CHIMERA: Clustering of Heterogeneous Disease Effects via Distribution Matching of Imaging Patterns
Many brain disorders and diseases exhibit heterogeneous symptoms and imaging characteristics, as shown in figure (A). This heterogeneity is typically not captured by commonly adopted neuroimaging analyses that seek only a main imaging pattern when two groups need to be differentiated (e.g., patients and controls, or clinical progressors and non-progressors). On the other hand, standard data-driven clustering methods may group patients according to the largest data variability, which are not induced by the disease. This proposed probabilistic clustering approach, CHIMERA, as illustrated in figure (B), models the pathological process by a combination of multiple regularized transformations from normal control population to the patient population, while controlling the similarity in covariates (e.g. age, gender, height). Therefore, it seeks to identify multiple imaging patterns that relate to disease effects and to better characterize disease heterogeneity.
CHIMERA software is freely available under a BSD-style open source license that is compatible with the Open Source Definition by The Open Source Initiative and contains no restrictions on use of the software. The full license text is included with the distribution package and available online.
To Download: Please visit our NITRC Page for CHIMERA.
This software performs clustering of heterogenous disease patterns within patient group. The clustering is based on imaging features, covariate features and dataset information.
2. TESTING & INSTALLATION
We provided a test sample in test folder. Simply run the following command:
This runs a test script which may take a few minutes. The test case contains a synthetic 20 dimensional data. Data file is named test_data.csv. The imaging features have a nonlinear correlation with covariate 1, and no correlation with covariate 2. Test cases are used to check if script "chimera" can run correctly, and if "chimera_test can work as expected. The expected adjusted rand index should be larger than 0.9 for this sample test.
I. Running "chimera":
Here is a brief introduction of running CHIMERA. For a complete list of parameters, see --help option.
To run this software you will need an input csv file, with the following mandatory fields:
(a) Subject group label (binary), header "Group". 1: patient; 0: normal control.
(b) At least one imaging feature, header "IMG".
For a csv file data.csv that looks like below:
ID, COVAR,COVAR, IMG, IMG, ..., Group, Set ADNI_0001, 15.1, 0.454, 0.212, 0.13,....,0, 1 ADNI_0002, 20.9, 0.121, 0.343, 1.32,..., 0, 2 ADNI_0003, 21.2, 0.141, 0.143, 0.21,..., 1, 2 ... ...
If you install the package successfully, there will be two ways of running CHIMERA:
1. Running the standalone script (recommended):
chimera -i data.csv -r output.txt -k 3 -o model.cpkl -m 20 -v
2. Running as a package, a simple example:
import CHIMERA CHIMERA.run(dataFile, outFile, numClusters, verbose=True)
The software returns:
1. clustering labels in output.txt
2. transformation model in model.cpkl (cPickle binary mode)
** For the best performance, sample size should be large enough (100+) and parameters have to be cross validated.

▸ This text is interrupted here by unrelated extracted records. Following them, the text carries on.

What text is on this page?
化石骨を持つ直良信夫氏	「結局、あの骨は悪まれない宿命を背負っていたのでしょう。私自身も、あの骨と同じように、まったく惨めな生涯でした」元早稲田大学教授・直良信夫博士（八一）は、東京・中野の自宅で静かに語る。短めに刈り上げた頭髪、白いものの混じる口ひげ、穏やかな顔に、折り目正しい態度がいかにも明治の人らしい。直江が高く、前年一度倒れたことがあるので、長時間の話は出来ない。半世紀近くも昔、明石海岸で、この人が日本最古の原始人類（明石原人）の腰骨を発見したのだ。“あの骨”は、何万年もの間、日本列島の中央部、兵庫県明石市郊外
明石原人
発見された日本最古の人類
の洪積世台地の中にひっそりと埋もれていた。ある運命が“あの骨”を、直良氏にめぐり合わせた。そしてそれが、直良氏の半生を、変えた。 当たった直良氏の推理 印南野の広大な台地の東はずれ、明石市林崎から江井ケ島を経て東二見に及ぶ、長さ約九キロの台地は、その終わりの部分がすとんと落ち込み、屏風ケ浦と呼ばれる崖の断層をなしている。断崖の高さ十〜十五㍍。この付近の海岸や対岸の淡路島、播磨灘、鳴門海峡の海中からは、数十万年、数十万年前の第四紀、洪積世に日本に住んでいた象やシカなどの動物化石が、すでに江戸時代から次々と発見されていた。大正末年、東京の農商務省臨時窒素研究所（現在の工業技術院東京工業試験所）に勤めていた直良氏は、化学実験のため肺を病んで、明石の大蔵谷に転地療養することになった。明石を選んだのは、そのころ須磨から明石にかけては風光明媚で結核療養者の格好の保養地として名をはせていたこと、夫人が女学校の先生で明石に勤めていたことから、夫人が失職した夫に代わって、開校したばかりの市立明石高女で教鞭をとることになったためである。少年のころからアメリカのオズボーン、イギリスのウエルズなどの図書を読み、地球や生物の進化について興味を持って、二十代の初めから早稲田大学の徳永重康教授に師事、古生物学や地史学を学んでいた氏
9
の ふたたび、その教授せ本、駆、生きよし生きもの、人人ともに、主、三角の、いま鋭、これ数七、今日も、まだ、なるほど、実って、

II. Running "chimera_test":
Here is a brief introduction of running CHIMERA_TEST, which generates clustering labels for test samples. The input will be a csv file of test data, the model file produced by running CHIMERA. Please make sure the data fields in csv file are matched with the one used in training phase.
1. Running the standalone script:
chimera_test -i data.csv -r output.txt -m model.cpkl
2. Running as a python package:
import CHIMERA CHIMERA.test("data.csv", "output.txt", "model.cpkl")
The software returns clustering labels in output.txt.
For the software license please visit LICENSE
Version 1.2.2 (August 2017)
- Release on NITRC
Version 1.1.0 (September, 2016)
- Repackage using standard python setup tools.
Version 1.0.0 (August, 2016)
- First public release of the CHIMERA software.
- Aoyan Dong
- Developed the algorithm, implemented the software.
- Nicolas Honnorat
- :Developed the algorithm
Please cite [TMI2016] when you used CHIMERA in your research:
[TMI2016]: A. Dong, N. Honnorat, B. Gaonkar and C. Davatzikos, "CHIMERA: Clustering of Heterogeneous Disease Effects via Distribution Matching of Imaging Patterns," in IEEE Transactions on Medical Imaging, vol. 35, no. 2, pp. 612-621, Feb. 2016.